Susie goes along the beach looking for sea glass. It might look like a ship or a bird, whatever, she takes it home, puts it in a bucket of water and then (TIP!!!) wipes some of the sea glass with baby oil to get a smooth look or leaves it for a rougher look. I ask how she twists the wire so well as I've tried this before and totally failed and she gives me another top tip: SEARCH FOR MATT'S CRAZY ART WIRE WRAP JEWELLERY ON YOUTUBE. This is my kind of artist – sharing and caring. I pick out the best looking sea glass necklace to wear for eternity. A family member sat at the back bags it up for me.


While I'm here I really want to visit Sheppey Rocks' display for Queenborough and Rushenden in Bloom after speaking to Carol Sheridan on Zoom a few weeks ago. The details say go down Rushenden Road and it's opposite a grey building, which feels a bit vague as it's quite a long looking road on the map but I trust it and lo and behold HERE IT IS!!!





The kids from the primary school got involved, people were dropping off wellies and rocks at Carol's home and she was going to pick them up too...Check out the previous post for more backstory... It's so good seeing it IN REAL LIFE! And what a great use of this bit of land in this quite inhospitable industrial area. GOOD FOR THEM.


On the way back to the bus-train it turns out that Lin from Queenborough Guildhall Museum did email me yesterday to say she'd give me a 1 on 1 tour BUT IT WENT TO MY JUNK!!! Luckily Lin's come down anyway so I dash down to see her (freaking out the helpful person at the bus stop who was telling me where to wait for the return bus-train back to Sheerness).

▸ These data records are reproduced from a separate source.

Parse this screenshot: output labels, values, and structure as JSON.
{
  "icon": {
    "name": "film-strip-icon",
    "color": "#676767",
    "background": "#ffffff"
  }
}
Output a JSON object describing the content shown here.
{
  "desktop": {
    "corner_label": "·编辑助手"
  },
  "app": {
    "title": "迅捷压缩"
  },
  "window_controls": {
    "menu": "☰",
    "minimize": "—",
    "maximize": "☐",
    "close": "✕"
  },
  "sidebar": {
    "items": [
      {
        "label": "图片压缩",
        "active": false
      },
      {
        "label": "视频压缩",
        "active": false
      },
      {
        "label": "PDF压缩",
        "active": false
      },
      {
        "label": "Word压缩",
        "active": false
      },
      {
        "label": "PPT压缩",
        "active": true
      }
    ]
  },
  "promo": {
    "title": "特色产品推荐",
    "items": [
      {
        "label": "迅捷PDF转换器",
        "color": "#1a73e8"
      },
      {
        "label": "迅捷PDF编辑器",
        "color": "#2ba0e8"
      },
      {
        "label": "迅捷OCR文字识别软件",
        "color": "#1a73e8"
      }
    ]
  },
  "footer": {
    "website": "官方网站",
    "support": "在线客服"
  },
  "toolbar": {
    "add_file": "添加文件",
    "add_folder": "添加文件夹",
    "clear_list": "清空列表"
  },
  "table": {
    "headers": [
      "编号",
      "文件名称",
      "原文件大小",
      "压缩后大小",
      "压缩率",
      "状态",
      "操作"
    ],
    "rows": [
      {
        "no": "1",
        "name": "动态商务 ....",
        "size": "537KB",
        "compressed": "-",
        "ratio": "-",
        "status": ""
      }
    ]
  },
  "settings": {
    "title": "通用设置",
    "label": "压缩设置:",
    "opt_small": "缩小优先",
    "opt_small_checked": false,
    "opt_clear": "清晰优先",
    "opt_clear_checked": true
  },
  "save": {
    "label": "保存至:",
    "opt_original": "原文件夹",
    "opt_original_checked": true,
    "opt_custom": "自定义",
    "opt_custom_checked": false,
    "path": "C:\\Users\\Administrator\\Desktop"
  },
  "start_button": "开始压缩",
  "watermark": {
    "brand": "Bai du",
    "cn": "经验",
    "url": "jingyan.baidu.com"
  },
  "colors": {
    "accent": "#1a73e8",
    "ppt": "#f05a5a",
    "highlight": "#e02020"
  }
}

Queenborough Guildhall Museum https://www.queenboroughguildhallmuseum.co.uk/ was started by Lin in 1996 to preserve the history of Queenborough, particularly the role the town played in the second world war, when it was the home of over 100 minesweeping vessels. She spoke to the council and they agreed to give her the robing room for the new museum along with spare display boards and surplus cabinets. I'm sure it was A LOT MORE COMPLICATED THAN THAT! Lin is impressive. I don't meet many people like her working in the national museums in London. She knows how to get things done even though as she put it she knew nothing about museums when she started. She's since won a national museum award for her achievements. People used to bring things in to fill the museum, now they come in and ask Lin if she has information on particular historical topics. Lin's made sure she's digitised the information she has so that she can email it out to people and this is so different to the way that people (including myself) perceive museums as places where things are kept, locked away.


We go and visit the cell, where Lin tells me about the schoolchildren who visit and how they react when they have a go inside. Lin tells me about the Wheels of Time scheme https://wheelsoftime.uk/  and the impact it's had on the number of young visitors she gets (10x!). We talk about young people and museums and I bring up the issue of who is going to run places like this in a few years time, thinking it should be the youth but Lin says it's down to the 30-40 year olds who are settled and have time to make a difference and she is SO RIGHT! It really makes me think about the civic role of different age groups and how there's so much emphasis on young people, older people do the bulk of the volunteering and those in their 30s and 40s seem to cruise through. Obviously earning a wage and child rearing are a big deal for this age group but maybe if more volunteering roles were chucked their way they'd respond positively?




We go upstairs into the council chambers and see the massive portrait of Mayor Greet (who stopped the oyster farming leading to the starvation of many of his citizens – his family visited from Australia and Lin was worried about telling them what a rotter he was!), the treaty written by the Dutch to officially “hand back” Queenborough in the 1970s and  the cat-o-nine-tails. Lin tells me about the DVD she made with Colin to show people who were unable to climb the stairs (before they got the chair lift) what it's like up here. Lin found sea shanties written to popular tunes by the mine sweepers and gave them to the local school choir to sing over the footage and the Imperial War Museum were so impressed they commissioned her and Colin to make another video for them. 

We talk about twinning and how good it would be if the Imperial War Museum could twin with them. We look at the letters from 1796/1826 that Lin found in a cupboard and meticulously typed up and the people who came and spent hours reading through them all. This place in some ways is more like a Resource Centre than a museum, which I mean as a complement – it's actually of use to people, it's current not stuck in the past. We go back downstairs and Lin shows me the photo albums of the different classes of minesweeper (tun class, King Arthur class, tree class, MMS) that she's now knowledgeable about after a man from Europe (was it Holland?) sent her lots of photos / helped identify the photos she was given.


Meeting Lin is massively humbling and inspiring. She is having a massive impact on the present day and future of the town by capturing its history before it fades away. 

I wave goodbye to Lin and go and celebrate with a gypsy tart from Bosun's at the harbourside.